Frequently Asked Questions
Does the config file affect VS Code extension reviews?
Yes. When you run a review from the VS Code extension, it reads .codepeel.yml from your workspace root and sends it along with the review request. Your custom instructions, expert rules, ignore paths, and all other settings are applied to IDE reviews just as they are to GitHub PR reviews.
Can I have different configs for different branches?
The config file is read from the commit being reviewed. If you have different .codepeel.yml content on different branches, each branch uses its own version. This is useful for having stricter rules on main than on feature branches.
Are custom rules checked on IDE reviews?
Yes. Custom rules (the rules field) are enforced on IDE reviews from the VS Code extension and MCP server, not just GitHub PR reviews. The same regex matching and context-aware suppression logic applies.
What happens if my regex causes catastrophic backtracking?
Patterns are validated before execution. If a pattern is detected as potentially causing ReDoS (catastrophic backtracking), it is rejected with a warning. Keep patterns simple and avoid nested quantifiers like (a+)+.
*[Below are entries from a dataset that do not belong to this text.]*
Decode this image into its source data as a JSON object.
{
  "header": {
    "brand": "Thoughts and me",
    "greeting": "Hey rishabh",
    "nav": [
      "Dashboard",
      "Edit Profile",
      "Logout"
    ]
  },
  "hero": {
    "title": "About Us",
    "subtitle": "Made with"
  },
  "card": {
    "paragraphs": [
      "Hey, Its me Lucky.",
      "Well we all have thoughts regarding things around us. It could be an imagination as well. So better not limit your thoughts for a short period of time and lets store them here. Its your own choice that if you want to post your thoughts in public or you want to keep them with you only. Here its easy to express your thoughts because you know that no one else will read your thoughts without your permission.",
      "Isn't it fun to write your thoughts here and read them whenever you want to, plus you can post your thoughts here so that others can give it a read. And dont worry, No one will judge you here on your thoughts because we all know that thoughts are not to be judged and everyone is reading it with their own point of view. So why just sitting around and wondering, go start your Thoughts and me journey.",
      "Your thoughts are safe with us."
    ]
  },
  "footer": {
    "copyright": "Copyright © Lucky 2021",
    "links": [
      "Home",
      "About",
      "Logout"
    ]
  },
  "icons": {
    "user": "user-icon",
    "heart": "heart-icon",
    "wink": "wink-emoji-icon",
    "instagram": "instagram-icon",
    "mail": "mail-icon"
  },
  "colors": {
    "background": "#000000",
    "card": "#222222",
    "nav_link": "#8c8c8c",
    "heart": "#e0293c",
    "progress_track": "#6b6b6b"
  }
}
Can I disable reviews for specific PRs without changing the config?
Yes. Add any of the ignore_title_keywords to your PR title (default: "WIP" or "DO NOT REVIEW"). You can also use draft PRs -- CodePeel does not review draft PRs by default.
How do I see what config CodePeel is using for a review?
The walkthrough comment includes config warnings if any issues were detected. For a full view of the effective configuration, check the review detail page in your dashboard which shows the merged config that was applied.